Artikel, Zitate und Infos stammen aus der Funk-Technik, der Funkschau, den RTMs, Kameramann, der FKT, den Schriften von Philips und Zeiss Ikon und Anderen. Mehr über die verfälschten historischen Informationen ab 1933 über 1945 bis weit in die 1980er Jahre.

ELEKTRO- und RADIOWIRTSCHAFT

von der 19. Schweizer Radioausstellung in Zürich
(Züricher Radioschau)

Die Weltoffenheit und die Aufgeschlossenheit dieses Landes allen technischen Entwicklungen gegenüber zeigte die in Zürich zum 19. Male abgehaltene Rundfunkausstellung. Man weiß, auf welchem hohen Stand die technische Entwicklung der Rundfunkgeräte und des Zubehörs gerade in der Schweiz angelangt ist - und doch hat die Radiotechnik aller Länder ungehinderten Zutritt zum Schweizer Markt. Daher findet sich kaum irgendwo in Europa eine solche Vergleichsmöglichkeit des technischen Fortschrittes wie hier, stark begünstigt durch die vorzüglichen Währungsverhältnisse, die einen fast unbeschränkten Einkauf in jedem Land der Welt gestattet.

Die Züricher Radioschau stand daher ebensosehr im Zeichen bester Schweizer Qualitätsarbeit wie ausländischer, vornehmlich holländischer und amerikanischer Höchstleistungen.
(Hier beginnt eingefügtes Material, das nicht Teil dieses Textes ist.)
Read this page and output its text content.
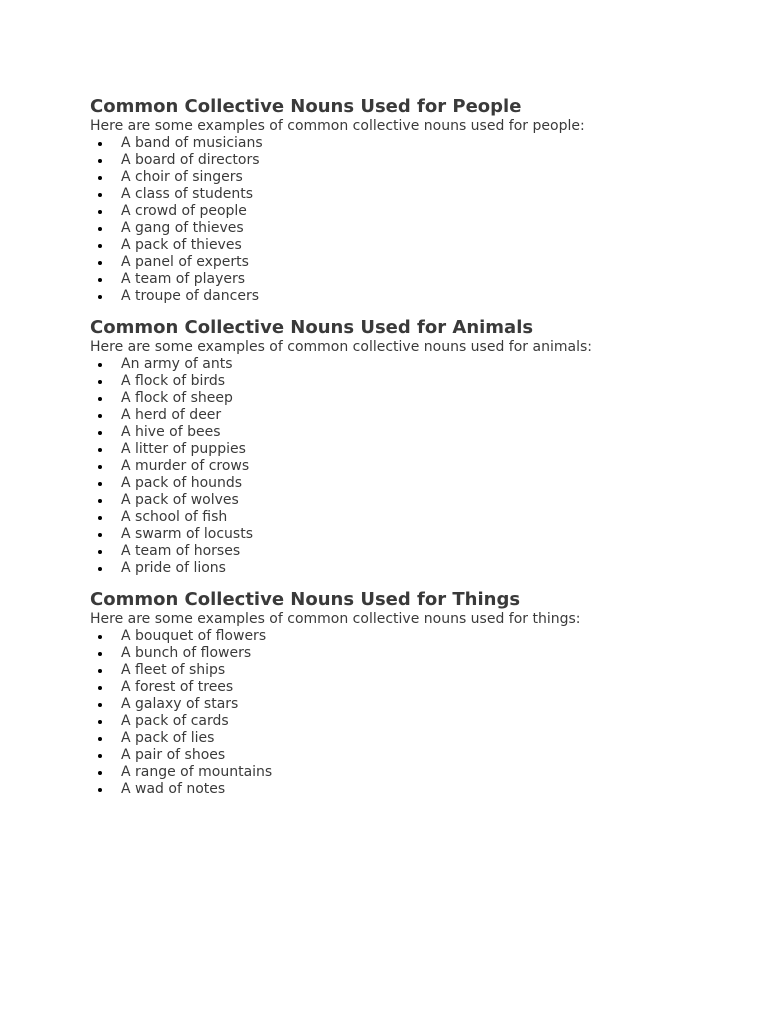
Common Collective Nouns Used for People

Here are some examples of common collective nouns used for people:

A band of musicians
A board of directors
A choir of singers
A class of students
A crowd of people
A gang of thieves
A pack of thieves
A panel of experts
A team of players
A troupe of dancers
Common Collective Nouns Used for Animals

Here are some examples of common collective nouns used for animals:

An army of ants
A flock of birds
A flock of sheep
A herd of deer
A hive of bees
A litter of puppies
A murder of crows
A pack of hounds
A pack of wolves
A school of fish
A swarm of locusts
A team of horses
A pride of lions
Common Collective Nouns Used for Things

Here are some examples of common collective nouns used for things:

A bouquet of flowers
A bunch of flowers
A fleet of ships
A forest of trees
A galaxy of stars
A pack of cards
A pack of lies
A pair of shoes
A range of mountains
A wad of notes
Aber auch Erzeugnisse aus Frankreich (vor allem Röhrenprüfgeräte und Meßsender) und Italien, aus den AGA-Werken in Stockholm, aus Wien (Minerva-Titan) und Budapest (Orion) waren zu sehen.

Rundfunkempfänger auf dem Höchststand

Es ist ein beliebtes Wort, das da behauptet, die Rundfunktechnik hätte ihren Höhepunkt erreicht und wesentliche Neuentwicklungen seien nicht zu erwarten. Wer die Entwicklung der letzten Jahre in einem neutralen Land aufmerksam beobachtet hat, wird nicht umhin können, einige Körnchen Wahrheit darin zu entdecken. Die Schau der wunderbar ausgewogenen Empfänger in Zürich, deren Leistung genau dem gediegenen Äußeren entsprach, läßt unzweifelhaft die Frage nach der Möglichkeit einer Höherentwicklung aufkommen.
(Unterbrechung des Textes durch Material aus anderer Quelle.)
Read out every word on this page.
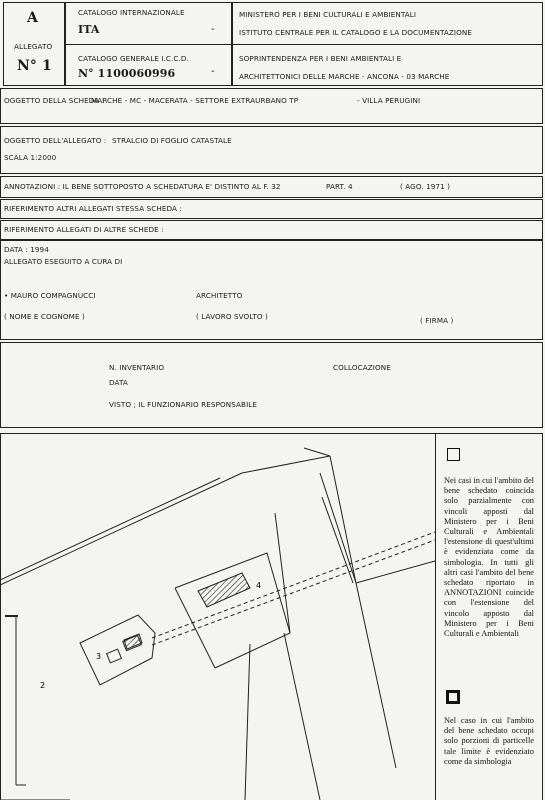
A
ALLEGATO
N° 1
CATALOGO INTERNAZIONALE
ITA	-
CATALOGO GENERALE I.C.C.D.
N° 1100060996	-
MINISTERO PER I BENI CULTURALI E AMBIENTALI
ISTITUTO CENTRALE PER IL CATALOGO E LA DOCUMENTAZIONE
SOPRINTENDENZA PER I BENI AMBIENTALI E
ARCHITETTONICI DELLE MARCHE - ANCONA - 03 MARCHE
OGGETTO DELLA SCHEDA :
MARCHE - MC - MACERATA - SETTORE EXTRAURBANO TP	- VILLA PERUGINI
OGGETTO DELL'ALLEGATO : STRALCIO DI FOGLIO CATASTALE
SCALA 1:2000
ANNOTAZIONI : IL BENE SOTTOPOSTO A SCHEDATURA E' DISTINTO AL F. 32	PART. 4	( AGO. 1971 )
RIFERIMENTO ALTRI ALLEGATI STESSA SCHEDA :
RIFERIMENTO ALLEGATI DI ALTRE SCHEDE :
DATA : 1994
ALLEGATO ESEGUITO A CURA DI
• MAURO COMPAGNUCCI	ARCHITETTO
( NOME E COGNOME )	( LAVORO SVOLTO )	( FIRMA )
N. INVENTARIO	COLLOCAZIONE
DATA
VISTO ; IL FUNZIONARIO RESPONSABILE
3
4
2
Nei casi in cui l'ambito del bene schedato coincida solo parzialmente con vincoli apposti dal Ministero per i Beni Culturali e Ambientali l'estensione di quest'ultimi è evidenziata come da simbologia. In tutti gli altri casi l'ambito del bene schedato riportato in ANNOTAZIONI coincide con l'estensione del vincolo apposto dal Ministero per i Beni Culturali e Ambientali
Nel caso in cui l'ambito del bene schedato occupi solo porzioni di particelle tale limite è evidenziato come da simbologia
Hinzu kommt, daß bei einem Vergleich der Geräte aus den Jahren 1943/45 mit denen der 1947er-Ausstellung entscheidende Verbesserungen nicht festgestellt werden können. Damit sei nun auf keinen Fall gesagt, daß die neuen Geräte nicht gut seien, ganz im Gegenteil - es sei nur erklärt, wie schwer es unter anderem den Firmen wird, die Notwendigkeit neuer Modelle zu beweisen.

Die 17 Schweizer Firmen . . . .

Die 17 Schweizer Firmen und die ausländischen Radiofabriken zeigten durchweg ansprechend aufgebaute Serien vom kleinen Reisesuper bis zum Großsuperhet und Schrankgerät mit Plattenspieler - Geradeausempfänger fehlten vollständig. Dies einmal aus Verbotsgründen (Rückkopplungsstörungen!) und dann ganz einfach deshalb, weil man überall in Europa weiß, wie überholt diese Art Rundfunkempfänger ist.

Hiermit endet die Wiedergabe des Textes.